It's with great felicity, beatitude, gusto and other big words that we don't understand that we must announce that Mona Lisa Smile is one movie that contains nothing that is even quasi sine qua non. Rats! More big words we don't understand.
But what we do understand is that Julia Roberts plays Katherine Watson, a teacher of art-history who is committed to shattering the stereotypes that women feel compelled to conform to in 1950s America.
The year is 1953. Katherine Watson is a progressive feminist. That explains the very contemporary hair-do that she sports in this period film? Wellesley is a devout traditionalist. That explains that Wellesley is a devout traditionalist. So, well, not quite yin and yang, but Watson and Wellesley sure come together as oil and water.
Lighting a match in the vicinity of the oil slick are the students who give her a bit of a hard time before settling into her groove. A few torrid explosions later, all the students are won except for Betty Warren (Kirsten Dunst).
But then Betty is the kinda gal who has a carton of 'super-bitch' cornflakes the size of a bus, every morning for breakfast. All Betty aspires to do is get hitched to an upwardly mobile Harvard grad, get snide with her friends, and hope that her non-blonde roots don't show from under the beret.
Betty has a mother from hell - the kind that we thought perished when the Japanese stopped making white-horror films. Her best pal Giselle Levy (Gyllenhaal) is sleeping with an Italian professor who wears an expression of someone who has an evil jock itch. And between them, the two girls represent the two ends of a very broad spectrum of sexual expression.
Julia Stiles plays Joan Brandwyn, another senior who is a brilliant, 'straight A' pre-law student who is willing to give up an admission into Yale just so could adopt 'the role she was born to fill' i.e. get married.
Mona Lisa Smile traces Watson's journey as she influences the lives of her students. Its portrayal of Roberts' evolution from persona non grata to philosopher and confidante is compelling. The battles that she picks in order to assert not just her individuality but that of woman-kind, are relevant still.
You know all along how this film is going to turn out.

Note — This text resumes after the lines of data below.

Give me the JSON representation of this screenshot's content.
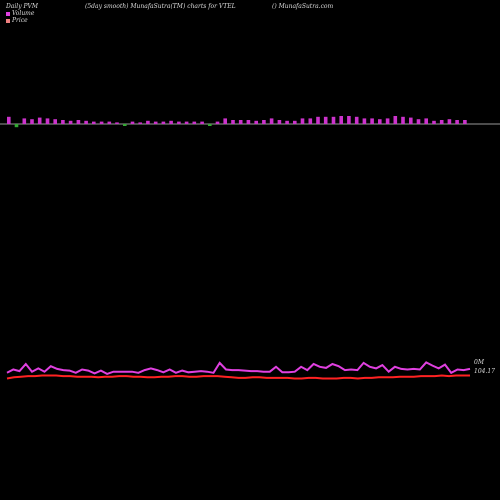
{
  "header": {
    "left": "Daily PVM",
    "middle": "(5day smooth) MunafaSutra(TM) charts for VTEL",
    "right": "() MunafaSutra.com"
  },
  "legend": [
    {
      "label": "Volume",
      "color": "#e040e0"
    },
    {
      "label": "Price",
      "color": "#f08080"
    }
  ],
  "labels": {
    "volume_level": "0M",
    "price_level": "104.17"
  },
  "colors": {
    "volume_up": "#cc33cc",
    "volume_down": "#33aa33",
    "volume_line": "#e040e0",
    "price_line": "#ff2222",
    "baseline": "#cccccc"
  },
  "chart_data": {
    "type": "bar",
    "volume_bars": [
      {
        "v": 0.9,
        "down": false
      },
      {
        "v": 0.8,
        "down": true
      },
      {
        "v": 0.7,
        "down": false
      },
      {
        "v": 0.6,
        "down": false
      },
      {
        "v": 0.8,
        "down": false
      },
      {
        "v": 0.7,
        "down": false
      },
      {
        "v": 0.6,
        "down": false
      },
      {
        "v": 0.5,
        "down": false
      },
      {
        "v": 0.4,
        "down": false
      },
      {
        "v": 0.5,
        "down": false
      },
      {
        "v": 0.4,
        "down": false
      },
      {
        "v": 0.3,
        "down": false
      },
      {
        "v": 0.3,
        "down": false
      },
      {
        "v": 0.3,
        "down": false
      },
      {
        "v": 0.2,
        "down": false
      },
      {
        "v": 0.3,
        "down": true
      },
      {
        "v": 0.3,
        "down": false
      },
      {
        "v": 0.2,
        "down": false
      },
      {
        "v": 0.4,
        "down": false
      },
      {
        "v": 0.3,
        "down": false
      },
      {
        "v": 0.3,
        "down": false
      },
      {
        "v": 0.4,
        "down": false
      },
      {
        "v": 0.3,
        "down": false
      },
      {
        "v": 0.3,
        "down": false
      },
      {
        "v": 0.3,
        "down": false
      },
      {
        "v": 0.3,
        "down": false
      },
      {
        "v": 0.2,
        "down": true
      },
      {
        "v": 0.3,
        "down": false
      },
      {
        "v": 0.7,
        "down": false
      },
      {
        "v": 0.5,
        "down": false
      },
      {
        "v": 0.5,
        "down": false
      },
      {
        "v": 0.5,
        "down": false
      },
      {
        "v": 0.4,
        "down": false
      },
      {
        "v": 0.5,
        "down": false
      },
      {
        "v": 0.7,
        "down": false
      },
      {
        "v": 0.5,
        "down": false
      },
      {
        "v": 0.4,
        "down": false
      },
      {
        "v": 0.4,
        "down": false
      },
      {
        "v": 0.7,
        "down": false
      },
      {
        "v": 0.7,
        "down": false
      },
      {
        "v": 0.9,
        "down": false
      },
      {
        "v": 0.9,
        "down": false
      },
      {
        "v": 0.9,
        "down": false
      },
      {
        "v": 1.0,
        "down": false
      },
      {
        "v": 1.0,
        "down": false
      },
      {
        "v": 0.9,
        "down": false
      },
      {
        "v": 0.7,
        "down": false
      },
      {
        "v": 0.7,
        "down": false
      },
      {
        "v": 0.6,
        "down": false
      },
      {
        "v": 0.7,
        "down": false
      },
      {
        "v": 1.0,
        "down": false
      },
      {
        "v": 0.9,
        "down": false
      },
      {
        "v": 0.8,
        "down": false
      },
      {
        "v": 0.6,
        "down": false
      },
      {
        "v": 0.7,
        "down": false
      },
      {
        "v": 0.4,
        "down": false
      },
      {
        "v": 0.5,
        "down": false
      },
      {
        "v": 0.6,
        "down": false
      },
      {
        "v": 0.5,
        "down": false
      },
      {
        "v": 0.5,
        "down": false
      }
    ],
    "volume_line": [
      0.4,
      1.0,
      0.7,
      2.0,
      0.6,
      1.2,
      0.6,
      1.6,
      1.1,
      0.9,
      0.8,
      0.4,
      1.0,
      0.8,
      0.3,
      0.8,
      0.2,
      0.6,
      0.6,
      0.6,
      0.6,
      0.4,
      0.9,
      1.2,
      0.9,
      0.5,
      1.0,
      0.4,
      0.8,
      0.5,
      0.6,
      0.7,
      0.6,
      0.4,
      2.2,
      1.0,
      0.9,
      0.9,
      0.8,
      0.7,
      0.7,
      0.6,
      0.6,
      1.5,
      0.5,
      0.5,
      0.6,
      1.5,
      0.9,
      2.0,
      1.5,
      1.3,
      2.0,
      1.6,
      0.9,
      1.0,
      0.9,
      2.2,
      1.5,
      1.2,
      1.8,
      0.6,
      1.5,
      1.1,
      1.0,
      1.1,
      1.0,
      2.3,
      1.7,
      1.2,
      1.9,
      0.4,
      1.0,
      0.9,
      1.1
    ],
    "price_line": [
      0.0,
      0.2,
      0.3,
      0.4,
      0.4,
      0.5,
      0.5,
      0.5,
      0.4,
      0.4,
      0.3,
      0.3,
      0.3,
      0.2,
      0.3,
      0.3,
      0.4,
      0.4,
      0.3,
      0.3,
      0.2,
      0.2,
      0.3,
      0.3,
      0.4,
      0.4,
      0.3,
      0.3,
      0.4,
      0.4,
      0.4,
      0.3,
      0.2,
      0.1,
      0.1,
      0.2,
      0.2,
      0.1,
      0.1,
      0.1,
      0.1,
      0.0,
      0.0,
      0.1,
      0.1,
      0.0,
      0.0,
      0.0,
      0.1,
      0.1,
      0.0,
      0.1,
      0.1,
      0.2,
      0.2,
      0.2,
      0.3,
      0.3,
      0.3,
      0.4,
      0.4,
      0.4,
      0.5,
      0.4,
      0.5,
      0.5,
      0.5
    ],
    "title": "(5day smooth) MunafaSutra(TM) charts for VTEL",
    "series": [
      {
        "name": "Volume"
      },
      {
        "name": "Price"
      }
    ]
  }
}
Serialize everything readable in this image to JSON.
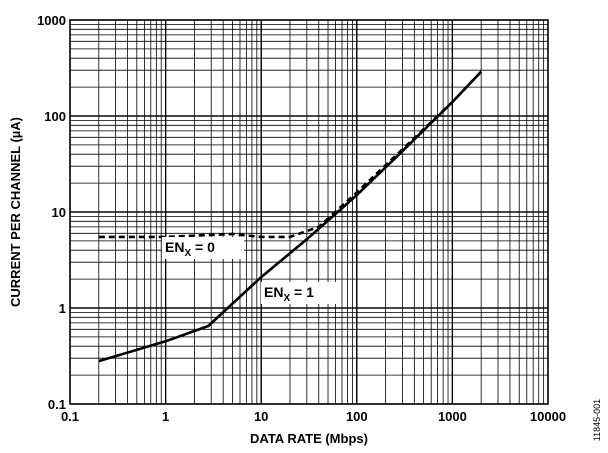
{
  "chart_data": {
    "type": "line",
    "xlabel": "DATA RATE (Mbps)",
    "ylabel": "CURRENT PER CHANNEL (µA)",
    "xscale": "log",
    "yscale": "log",
    "xlim": [
      0.1,
      10000
    ],
    "ylim": [
      0.1,
      1000
    ],
    "grid": true,
    "x_tick_labels": [
      "0.1",
      "1",
      "10",
      "100",
      "1000",
      "10000"
    ],
    "y_tick_labels": [
      "0.1",
      "1",
      "10",
      "100",
      "1000"
    ],
    "series": [
      {
        "name": "EN_X = 0",
        "style": "dashed",
        "x": [
          0.2,
          1,
          5,
          10,
          20,
          40,
          100,
          300,
          1000,
          2000
        ],
        "y": [
          5.5,
          5.5,
          5.9,
          5.5,
          5.5,
          7,
          16,
          45,
          140,
          290
        ]
      },
      {
        "name": "EN_X = 1",
        "style": "solid",
        "x": [
          0.2,
          1,
          2.8,
          10,
          30,
          100,
          300,
          1000,
          2000
        ],
        "y": [
          0.28,
          0.45,
          0.65,
          2.1,
          5.2,
          15,
          43,
          140,
          290
        ]
      }
    ],
    "annotations": [
      {
        "text_main": "EN",
        "text_sub": "X",
        "text_rest": " = 0"
      },
      {
        "text_main": "EN",
        "text_sub": "X",
        "text_rest": " = 1"
      }
    ],
    "figure_id": "11845-001",
    "colors": {
      "line": "#000000",
      "grid": "#000000",
      "background": "#ffffff"
    }
  }
}
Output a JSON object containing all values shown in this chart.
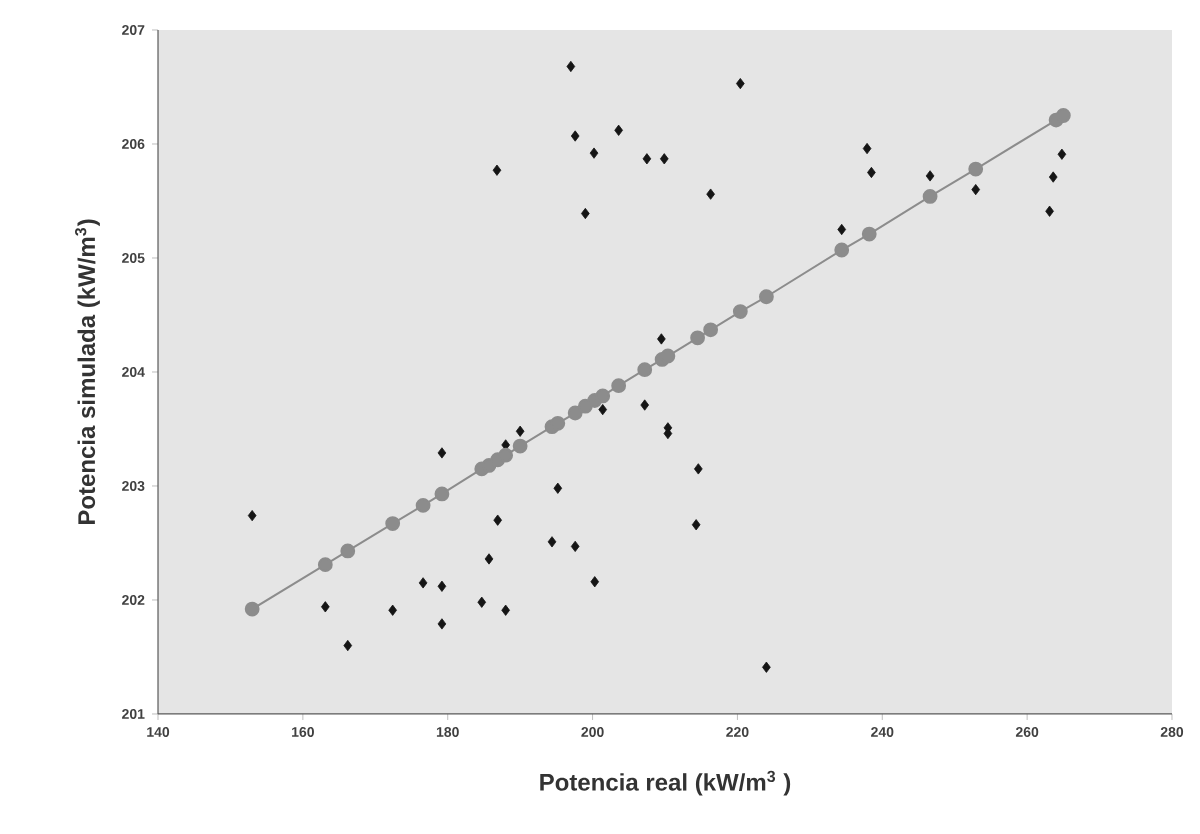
{
  "chart_data": {
    "type": "scatter",
    "xlabel": "Potencia real (kW/m$^{3}$ )",
    "ylabel": "Potencia simulada (kW/m$^{3}$)",
    "xlim": [
      140,
      280
    ],
    "xticks": [
      140,
      160,
      180,
      200,
      220,
      240,
      260,
      280
    ],
    "ylim": [
      201,
      207
    ],
    "yticks": [
      201,
      202,
      203,
      204,
      205,
      206,
      207
    ],
    "grid": false,
    "series": [
      {
        "marker": "diamond",
        "color": "#151515",
        "x": [
          197.0,
          197.6,
          200.2,
          203.6,
          207.5,
          186.8,
          199.0,
          209.5,
          209.9,
          220.4,
          216.3,
          237.9,
          238.5,
          246.6,
          252.9,
          264.8,
          263.6,
          263.1,
          234.4,
          153.0,
          179.2,
          190.0,
          188.0,
          201.4,
          207.2,
          195.2,
          186.9,
          194.4,
          197.6,
          185.7,
          176.6,
          179.2,
          200.3,
          163.1,
          172.4,
          184.7,
          188.0,
          179.2,
          166.2,
          210.4,
          210.4,
          214.6,
          214.3,
          224.0
        ],
        "values": [
          206.68,
          206.07,
          205.92,
          206.12,
          205.87,
          205.77,
          205.39,
          204.29,
          205.87,
          206.53,
          205.56,
          205.96,
          205.75,
          205.72,
          205.6,
          205.91,
          205.71,
          205.41,
          205.25,
          202.74,
          203.29,
          203.48,
          203.36,
          203.67,
          203.71,
          202.98,
          202.7,
          202.51,
          202.47,
          202.36,
          202.15,
          202.12,
          202.16,
          201.94,
          201.91,
          201.98,
          201.91,
          201.79,
          201.6,
          203.51,
          203.46,
          203.15,
          202.66,
          201.41
        ]
      },
      {
        "type": "line",
        "marker": "circle",
        "color": "#8c8c8c",
        "x": [
          153.0,
          163.1,
          166.2,
          172.4,
          176.6,
          179.2,
          184.7,
          185.7,
          186.9,
          188.0,
          190.0,
          194.4,
          195.2,
          197.6,
          199.0,
          200.3,
          201.4,
          203.6,
          207.2,
          209.6,
          210.4,
          214.5,
          216.3,
          220.4,
          224.0,
          234.4,
          238.2,
          246.6,
          252.9,
          264.0,
          265.0
        ],
        "values": [
          201.92,
          202.31,
          202.43,
          202.67,
          202.83,
          202.93,
          203.15,
          203.18,
          203.23,
          203.27,
          203.35,
          203.52,
          203.55,
          203.64,
          203.7,
          203.75,
          203.79,
          203.88,
          204.02,
          204.11,
          204.14,
          204.3,
          204.37,
          204.53,
          204.66,
          205.07,
          205.21,
          205.54,
          205.78,
          206.21,
          206.25
        ]
      }
    ]
  }
}
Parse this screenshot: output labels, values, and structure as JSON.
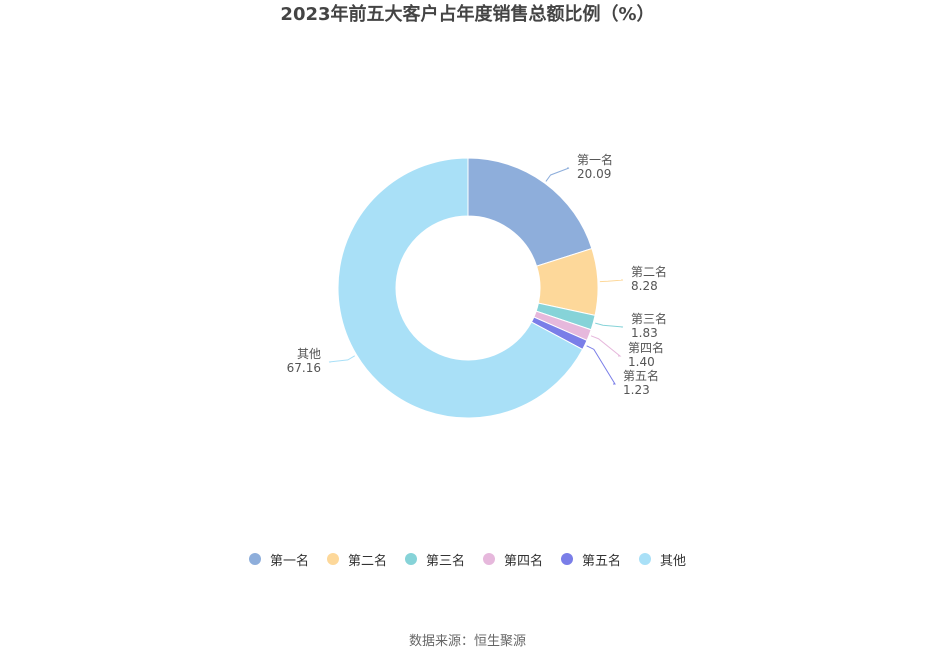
{
  "title": "2023年前五大客户占年度销售总额比例（%）",
  "source": "数据来源：恒生聚源",
  "chart_data": {
    "type": "pie",
    "variant": "donut",
    "title": "2023年前五大客户占年度销售总额比例（%）",
    "categories": [
      "第一名",
      "第二名",
      "第三名",
      "第四名",
      "第五名",
      "其他"
    ],
    "values": [
      20.09,
      8.28,
      1.83,
      1.4,
      1.23,
      67.16
    ],
    "value_labels": [
      "20.09",
      "8.28",
      "1.83",
      "1.40",
      "1.23",
      "67.16"
    ],
    "colors": [
      "#8eaedb",
      "#fdd89a",
      "#86d3d8",
      "#e6b8dc",
      "#7a7ee8",
      "#a9e0f7"
    ],
    "legend_position": "bottom"
  }
}
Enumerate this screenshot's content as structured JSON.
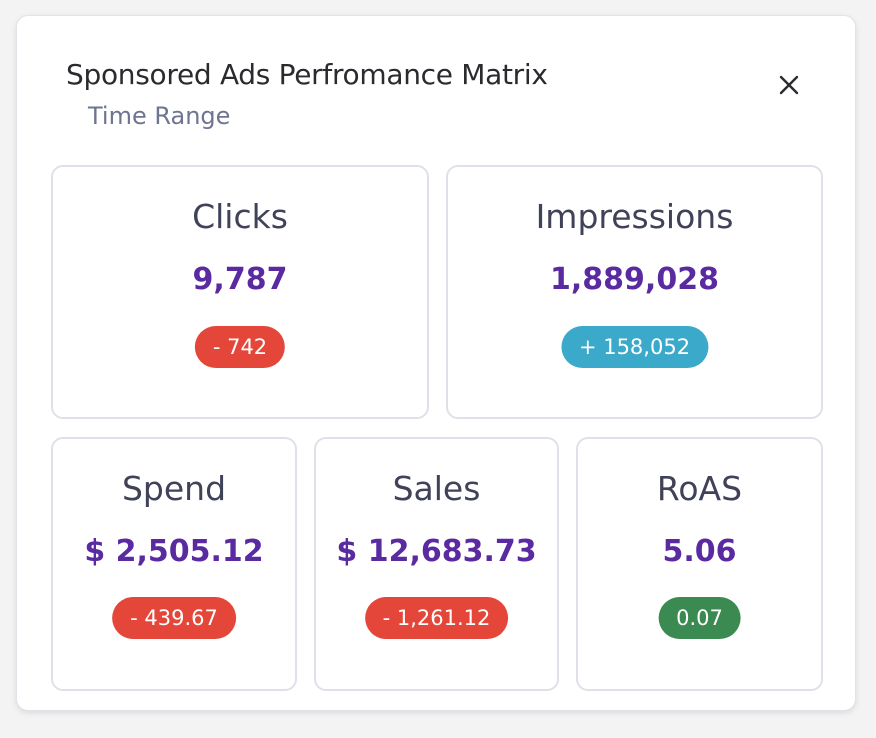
{
  "header": {
    "title": "Sponsored Ads Perfromance Matrix",
    "subtitle": "Time Range",
    "close_icon": "close-icon"
  },
  "metrics": {
    "clicks": {
      "label": "Clicks",
      "value": "9,787",
      "delta": "- 742",
      "delta_color": "#e4473a"
    },
    "impressions": {
      "label": "Impressions",
      "value": "1,889,028",
      "delta": "+ 158,052",
      "delta_color": "#3ba9c9"
    },
    "spend": {
      "label": "Spend",
      "value": "$ 2,505.12",
      "delta": "- 439.67",
      "delta_color": "#e4473a"
    },
    "sales": {
      "label": "Sales",
      "value": "$ 12,683.73",
      "delta": "- 1,261.12",
      "delta_color": "#e4473a"
    },
    "roas": {
      "label": "RoAS",
      "value": "5.06",
      "delta": "0.07",
      "delta_color": "#3a8a52"
    }
  },
  "colors": {
    "value_text": "#5a2aa0",
    "label_text": "#3f4258",
    "subtitle_text": "#6d7590"
  }
}
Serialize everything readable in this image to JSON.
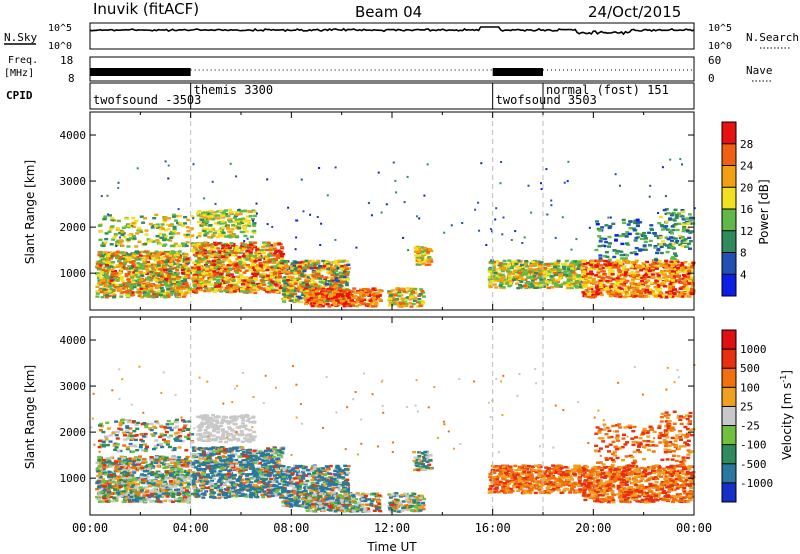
{
  "header": {
    "station": "Inuvik (fitACF)",
    "beam": "Beam 04",
    "date": "24/Oct/2015"
  },
  "top_panels": {
    "nsky_label": "N.Sky",
    "nsky_ticks": [
      "10^5",
      "10^0"
    ],
    "nsearch_label": "N.Search",
    "nsearch_ticks": [
      "10^5",
      "10^0"
    ],
    "freq_label_1": "Freq.",
    "freq_label_2": "[MHz]",
    "freq_ticks": [
      "18",
      "8"
    ],
    "nave_label": "Nave",
    "nave_ticks": [
      "60",
      "0"
    ],
    "cpid_label": "CPID",
    "cpid_segments": [
      {
        "label": "twofsound -3503",
        "start": 0,
        "end": 4
      },
      {
        "label": "themis 3300",
        "start": 4,
        "end": 16
      },
      {
        "label": "twofsound 3503",
        "start": 16,
        "end": 18
      },
      {
        "label": "normal (fost) 151",
        "start": 18,
        "end": 24
      }
    ]
  },
  "chart_data": [
    {
      "type": "heatmap",
      "ylabel": "Slant Range [km]",
      "xlim": [
        0,
        24
      ],
      "ylim": [
        200,
        4500
      ],
      "yticks": [
        "1000",
        "2000",
        "3000",
        "4000"
      ],
      "colorbar_label": "Power [dB]",
      "colorbar_ticks": [
        "4",
        "8",
        "12",
        "16",
        "20",
        "24",
        "28"
      ],
      "colorbar_colors": [
        "#0a1ee8",
        "#2050b4",
        "#2e8b5c",
        "#60b848",
        "#f0e020",
        "#f0a010",
        "#f06010",
        "#e81010"
      ]
    },
    {
      "type": "heatmap",
      "ylabel": "Slant Range [km]",
      "xlabel": "Time UT",
      "xlim": [
        0,
        24
      ],
      "ylim": [
        200,
        4500
      ],
      "yticks": [
        "1000",
        "2000",
        "3000",
        "4000"
      ],
      "xticks": [
        "00:00",
        "04:00",
        "08:00",
        "12:00",
        "16:00",
        "20:00",
        "00:00"
      ],
      "colorbar_label": "Velocity [m s",
      "colorbar_label_sup": "-1",
      "colorbar_label_end": "]",
      "colorbar_ticks": [
        "1000",
        "500",
        "100",
        "25",
        "-25",
        "-100",
        "-500",
        "-1000"
      ],
      "colorbar_colors": [
        "#1530c8",
        "#2a78a0",
        "#2e8b5c",
        "#70c040",
        "#c8c8c8",
        "#f0a020",
        "#f07010",
        "#e83010",
        "#e01010"
      ]
    }
  ],
  "colors": {
    "nsky_line": "#000000",
    "grid_dash": "#c0c0c0"
  }
}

But, it doesn't matter. You know that Watson will prevail and that Betty will have to see it too but you are still touched when the moment arrives.
Gyllenhaal is brilliant in her portrayal of Giselle. Julia Roberts is a little lack-lustre. Sometimes, just sometimes, you find yourself wondering what Mike Newell was trying to do. But all in all, this one merits one trip to the theatre.